One of the functions of speculative fiction is to extrapolate from known science: at times the genre has educated audiences, and Contagion certainly does this, and indeed some may argue that the film is not speculative at all because it draws extensively and realistically on known science. Its speculative element is the fictional virus, MEV-1, and the hypothesis the film presents in its final moments as to how it jumped from bats to humans: the film’s patient zero is an American executive who travels to Hong Kong in support of a development project destroys the bats’ habitat, forcing them to relocate to a location that puts them in proximity to pigs farmed for food, who are killed only shortly before they are consumed. The final piece of the puzzle is a chef who fails to wash his hands for 20 seconds before shaking this executive’s hand. The main mainly follows the efforts by WHO and CDC scientists to track, contain, and eventually create a vaccine against this virus, but this final montage of images that show how it emerged in the first place connects the film to a more important function of speculative fiction: to prompt us to recognize and reflect upon how the political choices we make intersect to create possible futures—ones we may wish to avoid as much as ones we may try to embrace.
Contagion reflects our ongoing situation to an eerie degree. Some government officials are initially reluctant to embrace the protocols recommended by scientists: “It’s the biggest shopping weekend of the year,” laments the Chicago mayor when told to forbid large public gatherings. An unscrupulous blogger preys on fear and peoples’ desire for a quick solution to market an untested and ineffective “cure,” and we see him cynically placing flyers for his product on car windshields while he wears protective gear, despite having proclaimed himself cured. Panic and paranoia abound, but the only thing that eventually gets people through the crisis is time: social isolation works for those who follow it, a vaccine is developed, life slowly moves back to normal.
Yet there is reason to take hope from the ways that the film also differs from our current situation. Its narrative does not address many of the things I see around me in quarantined Los Angeles—volunteers making face masks to ensure an adequate supply; art imaged as a social and civic collective experience, not just a commercial marketplace; new methods for sheltering those without homes; revitalized environments in the absence of human-caused pollution; policy changes that prevent utilities from being disconnected or people from being evicted for non-payment given the economic impact of social distancing measures, which are vastly uneven in their distribution. These, too, are topics central to the speculative fiction imaginary, questions about how we live together and what kinds of futures we wish to create, about who is to be included in these futures.

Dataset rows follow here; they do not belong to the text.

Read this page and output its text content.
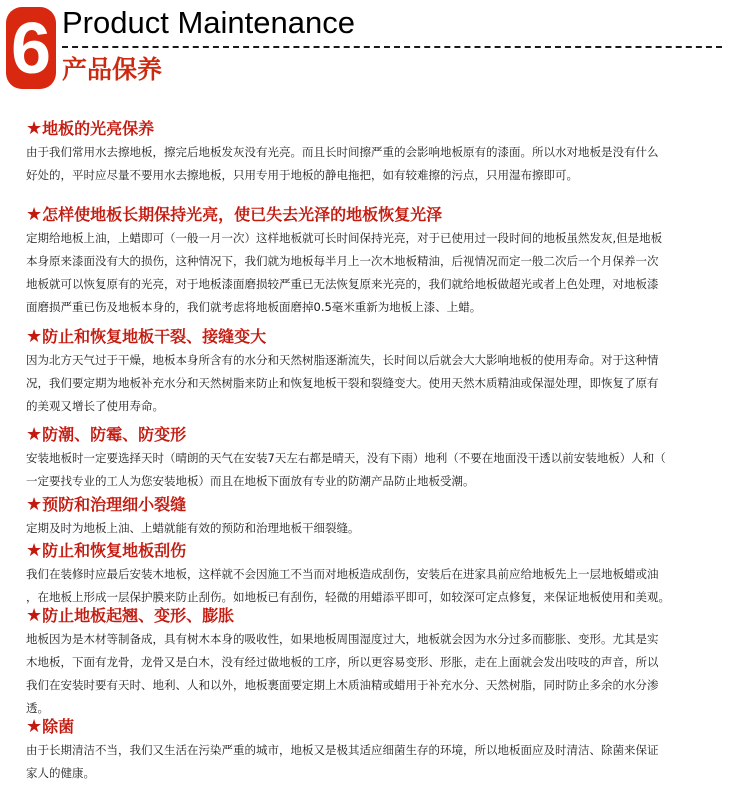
6 Product Maintenance
产品保养
★地板的光亮保养
由于我们常用水去擦地板，擦完后地板发灰没有光亮。而且长时间擦严重的会影响地板原有的漆面。所以水对地板是没有什么
好处的，平时应尽量不要用水去擦地板，只用专用于地板的静电拖把，如有较难擦的污点，只用湿布擦即可。
★怎样使地板长期保持光亮，使已失去光泽的地板恢复光泽
定期给地板上油，上蜡即可（一般一月一次）这样地板就可长时间保持光亮，对于已使用过一段时间的地板虽然发灰,但是地板
本身原来漆面没有大的损伤，这种情况下，我们就为地板每半月上一次木地板精油，后视情况而定一般二次后一个月保养一次
地板就可以恢复原有的光亮，对于地板漆面磨损较严重已无法恢复原来光亮的，我们就给地板做超光或者上色处理，对地板漆
面磨损严重已伤及地板本身的，我们就考虑将地板面磨掉0.5毫米重新为地板上漆、上蜡。
★防止和恢复地板干裂、接缝变大
因为北方天气过于干燥，地板本身所含有的水分和天然树脂逐渐流失，长时间以后就会大大影响地板的使用寿命。对于这种情
况，我们要定期为地板补充水分和天然树脂来防止和恢复地板干裂和裂缝变大。使用天然木质精油或保湿处理，即恢复了原有
的美观又增长了使用寿命。
★防潮、防霉、防变形
安装地板时一定要选择天时（晴朗的天气在安装7天左右都是晴天，没有下雨）地利（不要在地面没干透以前安装地板）人和（
一定要找专业的工人为您安装地板）而且在地板下面放有专业的防潮产品防止地板受潮。
★预防和治理细小裂缝
定期及时为地板上油、上蜡就能有效的预防和治理地板干细裂缝。
★防止和恢复地板刮伤
我们在装修时应最后安装木地板，这样就不会因施工不当而对地板造成刮伤，安装后在进家具前应给地板先上一层地板蜡或油
，在地板上形成一层保护膜来防止刮伤。如地板已有刮伤，轻微的用蜡添平即可，如较深可定点修复，来保证地板使用和美观。
★防止地板起翘、变形、膨胀
地板因为是木材等制备成，具有树木本身的吸收性，如果地板周围湿度过大，地板就会因为水分过多而膨胀、变形。尤其是实
木地板，下面有龙骨，龙骨又是白木，没有经过做地板的工序，所以更容易变形、形胀，走在上面就会发出吱吱的声音，所以
我们在安装时要有天时、地利、人和以外，地板裹面要定期上木质油精或蜡用于补充水分、天然树脂，同时防止多余的水分渗
透。
★除菌
由于长期清洁不当，我们又生活在污染严重的城市，地板又是极其适应细菌生存的环境，所以地板面应及时清洁、除菌来保证
家人的健康。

The importance of thinking through this moment from the perspective of how science intersects with the social is why, for me, Contagion is a speculative fiction film. In his PSA, Lawrence Fishburne, who plays a CDC scientist in Contagion, reminds us of his character’s contention that “viruses change the way that people live.” In the film and the PSA, this statement refers to the custom of shaking hands, a habit that putatively has its origins in societies for which carrying weapons was common and thus a sign that one is not armed. As Dr. Fauci, our own leading scientist has also suggested, perhaps this is a custom better left in the past given how much it supports the spread of viruses. As we reinvent ways of working and living together during the virus, let us think capaciously and speculatively about the often-heard phrase, “we are all in this together.” The challenges of this moment are also opportunities to reflect on how we lived before and whether we want to return to the old normal, or to invent a new one. The health of our society requires us to change how we live in response to this virus, and through the framework of speculative fiction we can contemplate what we mean by a healthy society at the level of our social and economic systems as well as our immune systems.